Calvi, Calvi, Calvi....oh, so beautiful. We woke up to sun, shine and the sea. One could really get used to this and I think one would want to!
We opted to forego the uber-expensive breakfast at our hotel (even though it is a great place to stay http://hostellerie-abbaye.com/) and take a two minute walk to the one of the cafes for pain au chocolat, fresh-squeezed orange juice and coffee. Just love sitting outside, watching the world meander by. It was a great way to start the day.
In our compromise, Robert agreed to go with me on the Corsican artisnal route in the mountains, as long as we could just lounge tomorrow. So, we hopped into our bonne voiture and took off for the mountains.
Stunning....there were layers of progressively higher mountains. They did not look real but rather as if the mountains were painted into the clouds.
On my quest for A.O.C. Corsican honey and pottery, I followed the signs for "miel" and "potterie". OK, maybe not such a great idea as that we were suddenly in the middle of one of these medieval villages in our car. Each street, and I use that term loosely, was more narrow than the last. We opened the windows and folded in the side mirrors to make the car smaller. We found ourselves cursing our friend Patrick for upgrading our car. Of course, we ran into another car going the opposite direction...there was nothing for them to do but back up and let us through. I mean, seriously, had we wanted to get out of the car, it would have been impossible to open the doors -- that is how close the walls were on either side. I was starting to panic...what the hell was I going to do? Not to mention, I just knew Robert was cursing my shopping desires silently.
Finally, a shoulder of about 3 feet appeared. Not much, but I went for it. Robert hopped out and directed me as I tried to turn the car around. Of course, a car wanted to pass right in the middle of this process. But he had to wait! There was nothing else to do. The man started telling Robert in French something to the effect, it would be easier to turn around further up the road. Robert had no clue what he was saying and I didn't have the patience to translate...it didn't matter, I was half-way through my 25 point turn and had no choice but to just finish. I got turned around, we squeezed back the way we came and I sighed a huge sigh of relief. Also, I agreed not to blindly follow signs for miel and to just park on the outside of medieval cities and walk in...yeah, lesson learned.
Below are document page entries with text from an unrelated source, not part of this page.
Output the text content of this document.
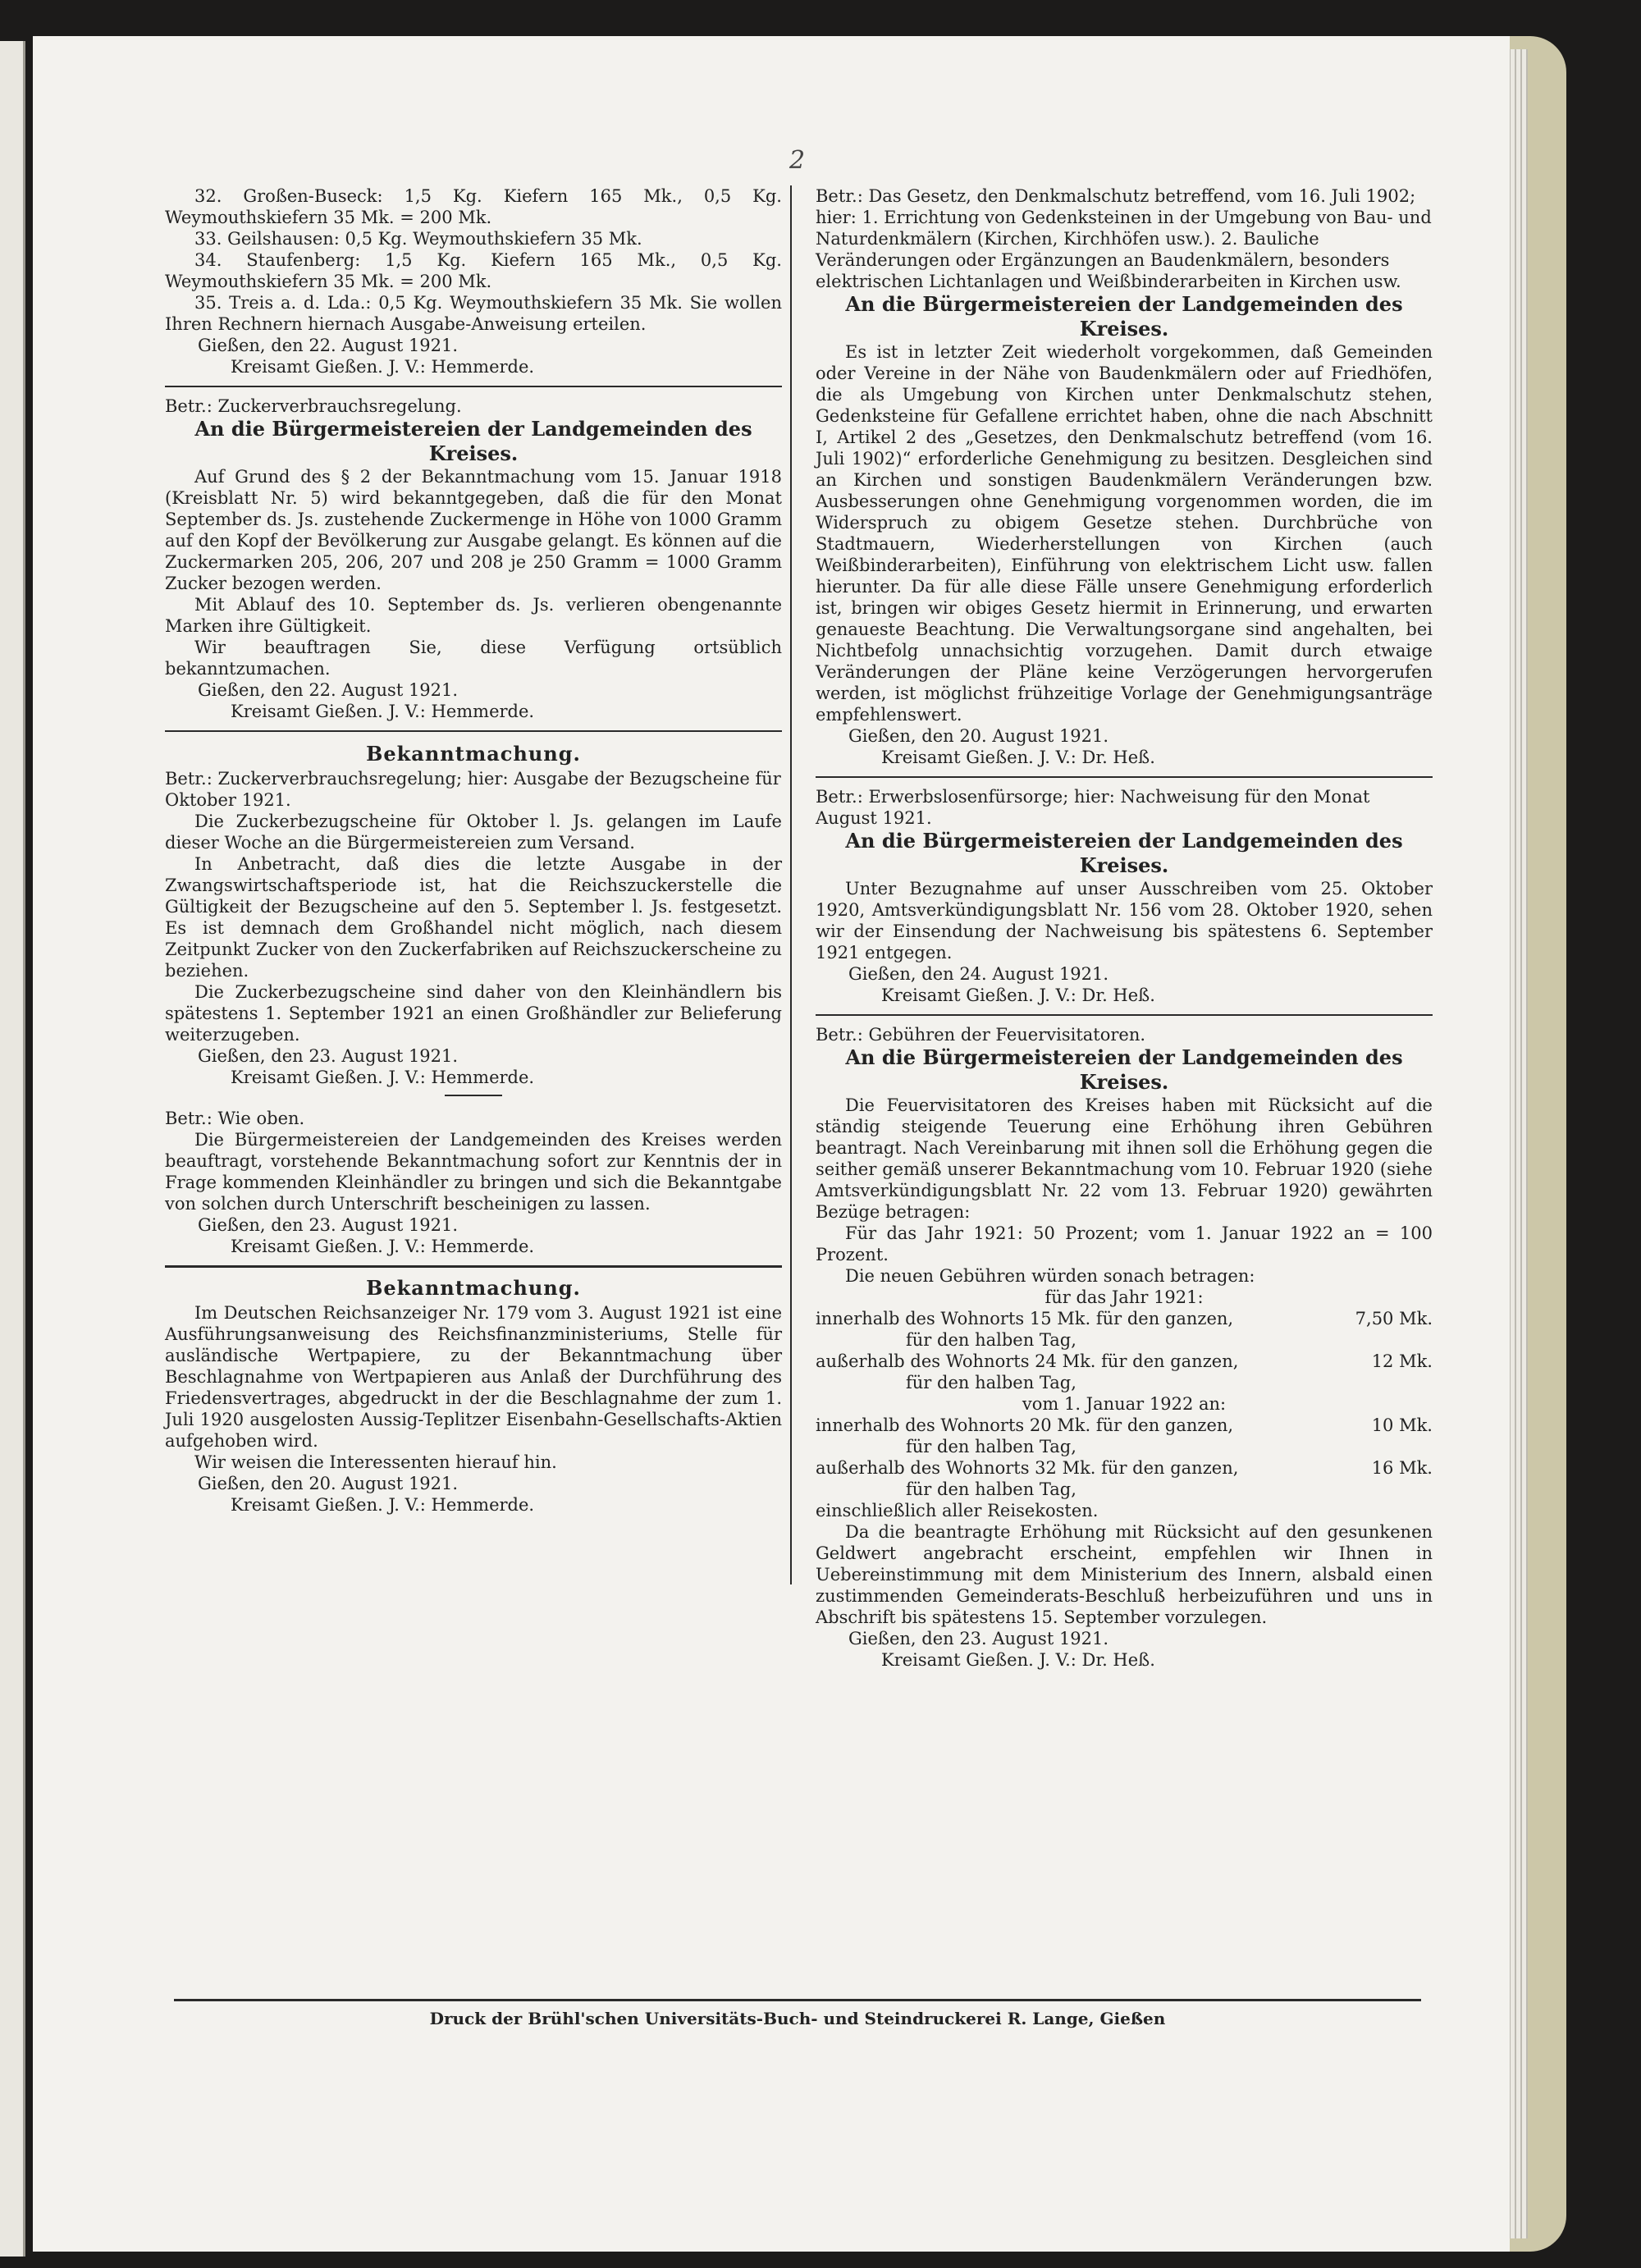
2

32. Großen-Buseck: 1,5 Kg. Kiefern 165 Mk., 0,5 Kg. Weymouthskiefern 35 Mk. = 200 Mk.

33. Geilshausen: 0,5 Kg. Weymouthskiefern 35 Mk.

34. Staufenberg: 1,5 Kg. Kiefern 165 Mk., 0,5 Kg. Weymouthskiefern 35 Mk. = 200 Mk.

35. Treis a. d. Lda.: 0,5 Kg. Weymouthskiefern 35 Mk. Sie wollen Ihren Rechnern hiernach Ausgabe-Anweisung erteilen.

Gießen, den 22. August 1921.

Kreisamt Gießen. J. V.: Hemmerde.

Betr.: Zuckerverbrauchsregelung.

An die Bürgermeistereien der Landgemeinden des Kreises.

Auf Grund des § 2 der Bekanntmachung vom 15. Januar 1918 (Kreisblatt Nr. 5) wird bekanntgegeben, daß die für den Monat September ds. Js. zustehende Zuckermenge in Höhe von 1000 Gramm auf den Kopf der Bevölkerung zur Ausgabe gelangt. Es können auf die Zuckermarken 205, 206, 207 und 208 je 250 Gramm = 1000 Gramm Zucker bezogen werden.

Mit Ablauf des 10. September ds. Js. verlieren obengenannte Marken ihre Gültigkeit.

Wir beauftragen Sie, diese Verfügung ortsüblich bekanntzumachen.

Gießen, den 22. August 1921.

Kreisamt Gießen. J. V.: Hemmerde.

Bekanntmachung.

Betr.: Zuckerverbrauchsregelung; hier: Ausgabe der Bezugscheine für Oktober 1921.

Die Zuckerbezugscheine für Oktober l. Js. gelangen im Laufe dieser Woche an die Bürgermeistereien zum Versand.

In Anbetracht, daß dies die letzte Ausgabe in der Zwangswirtschaftsperiode ist, hat die Reichszuckerstelle die Gültigkeit der Bezugscheine auf den 5. September l. Js. festgesetzt. Es ist demnach dem Großhandel nicht möglich, nach diesem Zeitpunkt Zucker von den Zuckerfabriken auf Reichszuckerscheine zu beziehen.

Die Zuckerbezugscheine sind daher von den Kleinhändlern bis spätestens 1. September 1921 an einen Großhändler zur Belieferung weiterzugeben.

Gießen, den 23. August 1921.

Kreisamt Gießen. J. V.: Hemmerde.

Betr.: Wie oben.

Die Bürgermeistereien der Landgemeinden des Kreises werden beauftragt, vorstehende Bekanntmachung sofort zur Kenntnis der in Frage kommenden Kleinhändler zu bringen und sich die Bekanntgabe von solchen durch Unterschrift bescheinigen zu lassen.

Gießen, den 23. August 1921.

Kreisamt Gießen. J. V.: Hemmerde.

Bekanntmachung.

Im Deutschen Reichsanzeiger Nr. 179 vom 3. August 1921 ist eine Ausführungsanweisung des Reichsfinanzministeriums, Stelle für ausländische Wertpapiere, zu der Bekanntmachung über Beschlagnahme von Wertpapieren aus Anlaß der Durchführung des Friedensvertrages, abgedruckt in der die Beschlagnahme der zum 1. Juli 1920 ausgelosten Aussig-Teplitzer Eisenbahn-Gesellschafts-Aktien aufgehoben wird.

Wir weisen die Interessenten hierauf hin.

Gießen, den 20. August 1921.

Kreisamt Gießen. J. V.: Hemmerde.

Betr.: Das Gesetz, den Denkmalschutz betreffend, vom 16. Juli 1902; hier: 1. Errichtung von Gedenksteinen in der Umgebung von Bau- und Naturdenkmälern (Kirchen, Kirchhöfen usw.). 2. Bauliche Veränderungen oder Ergänzungen an Baudenkmälern, besonders elektrischen Lichtanlagen und Weißbinderarbeiten in Kirchen usw.

An die Bürgermeistereien der Landgemeinden des Kreises.

Es ist in letzter Zeit wiederholt vorgekommen, daß Gemeinden oder Vereine in der Nähe von Baudenkmälern oder auf Friedhöfen, die als Umgebung von Kirchen unter Denkmalschutz stehen, Gedenksteine für Gefallene errichtet haben, ohne die nach Abschnitt I, Artikel 2 des „Gesetzes, den Denkmalschutz betreffend (vom 16. Juli 1902)“ erforderliche Genehmigung zu besitzen. Desgleichen sind an Kirchen und sonstigen Baudenkmälern Veränderungen bzw. Ausbesserungen ohne Genehmigung vorgenommen worden, die im Widerspruch zu obigem Gesetze stehen. Durchbrüche von Stadtmauern, Wiederherstellungen von Kirchen (auch Weißbinderarbeiten), Einführung von elektrischem Licht usw. fallen hierunter. Da für alle diese Fälle unsere Genehmigung erforderlich ist, bringen wir obiges Gesetz hiermit in Erinnerung, und erwarten genaueste Beachtung. Die Verwaltungsorgane sind angehalten, bei Nichtbefolg unnachsichtig vorzugehen. Damit durch etwaige Veränderungen der Pläne keine Verzögerungen hervorgerufen werden, ist möglichst frühzeitige Vorlage der Genehmigungsanträge empfehlenswert.

Gießen, den 20. August 1921.

Kreisamt Gießen. J. V.: Dr. Heß.

Betr.: Erwerbslosenfürsorge; hier: Nachweisung für den Monat August 1921.

An die Bürgermeistereien der Landgemeinden des Kreises.

Unter Bezugnahme auf unser Ausschreiben vom 25. Oktober 1920, Amtsverkündigungsblatt Nr. 156 vom 28. Oktober 1920, sehen wir der Einsendung der Nachweisung bis spätestens 6. September 1921 entgegen.

Gießen, den 24. August 1921.

Kreisamt Gießen. J. V.: Dr. Heß.

Betr.: Gebühren der Feuervisitatoren.

An die Bürgermeistereien der Landgemeinden des Kreises.

Die Feuervisitatoren des Kreises haben mit Rücksicht auf die ständig steigende Teuerung eine Erhöhung ihren Gebühren beantragt. Nach Vereinbarung mit ihnen soll die Erhöhung gegen die seither gemäß unserer Bekanntmachung vom 10. Februar 1920 (siehe Amtsverkündigungsblatt Nr. 22 vom 13. Februar 1920) gewährten Bezüge betragen:

Für das Jahr 1921: 50 Prozent; vom 1. Januar 1922 an = 100 Prozent.

Die neuen Gebühren würden sonach betragen:

für das Jahr 1921:

innerhalb des Wohnorts 15 Mk. für den ganzen,	7,50 Mk.

für den halben Tag,

außerhalb des Wohnorts 24 Mk. für den ganzen,	12 Mk.

für den halben Tag,

vom 1. Januar 1922 an:

innerhalb des Wohnorts 20 Mk. für den ganzen,	10 Mk.

für den halben Tag,

außerhalb des Wohnorts 32 Mk. für den ganzen,	16 Mk.

für den halben Tag,

einschließlich aller Reisekosten.

Da die beantragte Erhöhung mit Rücksicht auf den gesunkenen Geldwert angebracht erscheint, empfehlen wir Ihnen in Uebereinstimmung mit dem Ministerium des Innern, alsbald einen zustimmenden Gemeinderats-Beschluß herbeizuführen und uns in Abschrift bis spätestens 15. September vorzulegen.

Gießen, den 23. August 1921.

Kreisamt Gießen. J. V.: Dr. Heß.

Druck der Brühl'schen Universitäts-Buch- und Steindruckerei R. Lange, Gießen
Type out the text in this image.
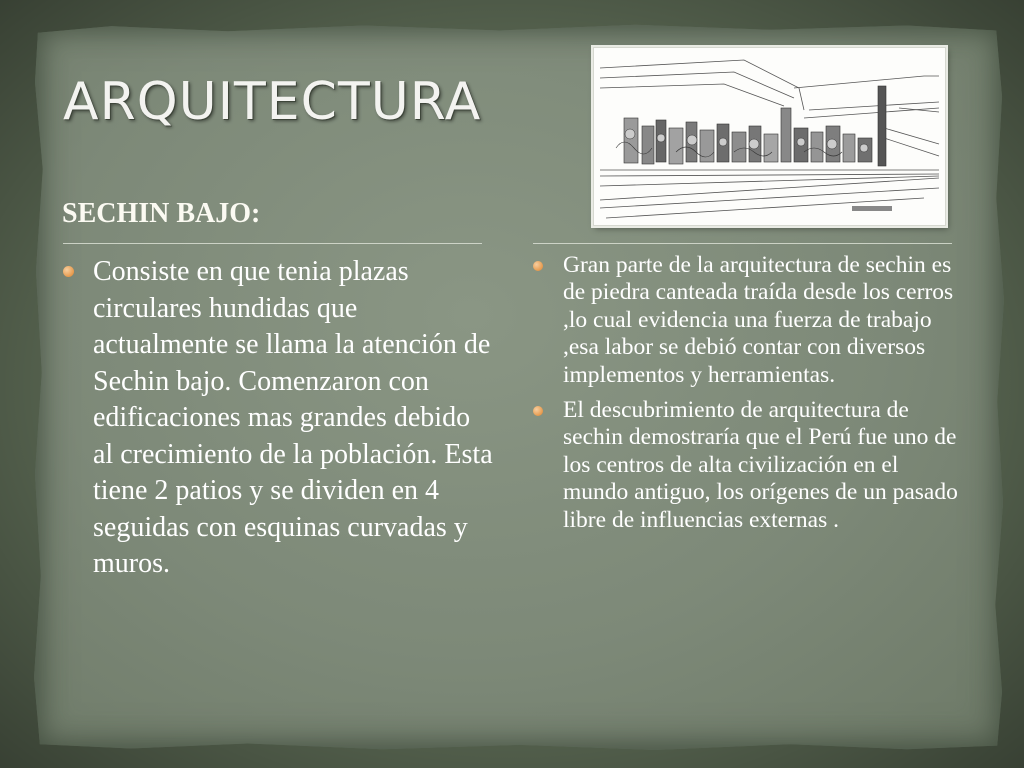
ARQUITECTURA
SECHIN BAJO:
Consiste en que tenia plazas circulares hundidas que actualmente se llama la atención de Sechin bajo. Comenzaron con edificaciones mas grandes debido al crecimiento de la población. Esta tiene 2 patios y se dividen en 4 seguidas con esquinas curvadas y muros.
Gran parte de la arquitectura de sechin es de piedra canteada traída desde los cerros ,lo cual evidencia una fuerza de trabajo ,esa labor se debió contar con diversos implementos y herramientas.
El descubrimiento de arquitectura de sechin demostraría que el Perú fue uno de los centros de alta civilización en el mundo antiguo, los orígenes de un pasado libre de influencias externas .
We then drove to Corbara, a lovely perched village with a really charming church. Can I just say, I love my new tripod! We have never had pictures together before, but now, I can take them all the time—and I am. We got some nice pics here. Plus, we met a really nice Flemish couple.
Pigna was the next stop. The road to this village was nothing but one hairpin turn after another. The Corsicans just zip right through these turns and passed me without even thinking twice. I wonder how many accidents happen on this road and I am really thankful that it is the off-season. What these roads must be like during the high season.
I am also shocked that people live in these little villages. I want to know how they get their groceries, how do they move couches into their homes. The walkways are so small and treacherous; it would take a really special mover to handle this task.
On the way back to Calvi we wanted to stop at the Super U (a local grocery chain) to get some honey and snacks. The Flemish couple had told us they found really good A.O.C. honey at the grocery store, so we figured why not. But, it was closed. We are talking about a large grocery store on a Monday afternoon. The best we could figure is that it was siesta time, even though it was the wrong country for siesta.
Instead, we saw a beach in the distance and decided on a detour. We parked the car, and started walking towards the beach. We had to cross train tracks and dunes, where it was clear that the wild boars or some other animal roamed. Once we got to the beach, hardly anyone else was there. I think there were four others on the 2 mile beach. The aqua-marine colored water was so incredibly clear and warm. Love Corsica!
Dinner was at the place Patrick suggested, which meant we had to drive back up in the mountains at night. It was a little scary and at one point, the two-foot barrier wall had a whole in it about the width of a Peugot. Clearly, a car had gone right over the edge into the abyss. I drove very slowly. The food was v. traditional Corsican. Robert went for the wild boar again. We liked it. The cuisine here can be best described as rugged and homey. When they brought Robert's cheese plate he was like here, try this. I was totally full from my beef steak topped with foie gras and I didn't want to eat one more thing. But Robert was insistent. So, I tried and I was disgusted. It tasted just like Merd (if you don't know the translation look it up). I think Nutmeg would have like some of that cheese, since she has a bad habit of cleaning up after herself. It was horrid!!! I had never tasted anything that bad before. I asked our waitress what the name was and she said it had no name, it was cheese they had made there....eeeeegads! They should stick to wild boar. The meal was good besides that the cheese disgust.
We are finding the Corsicans very interesting. They speak French but aren't very French. You can definitely feel the Italian influence here, but the people are not Italian either. Truly, they are uniquely Corsican.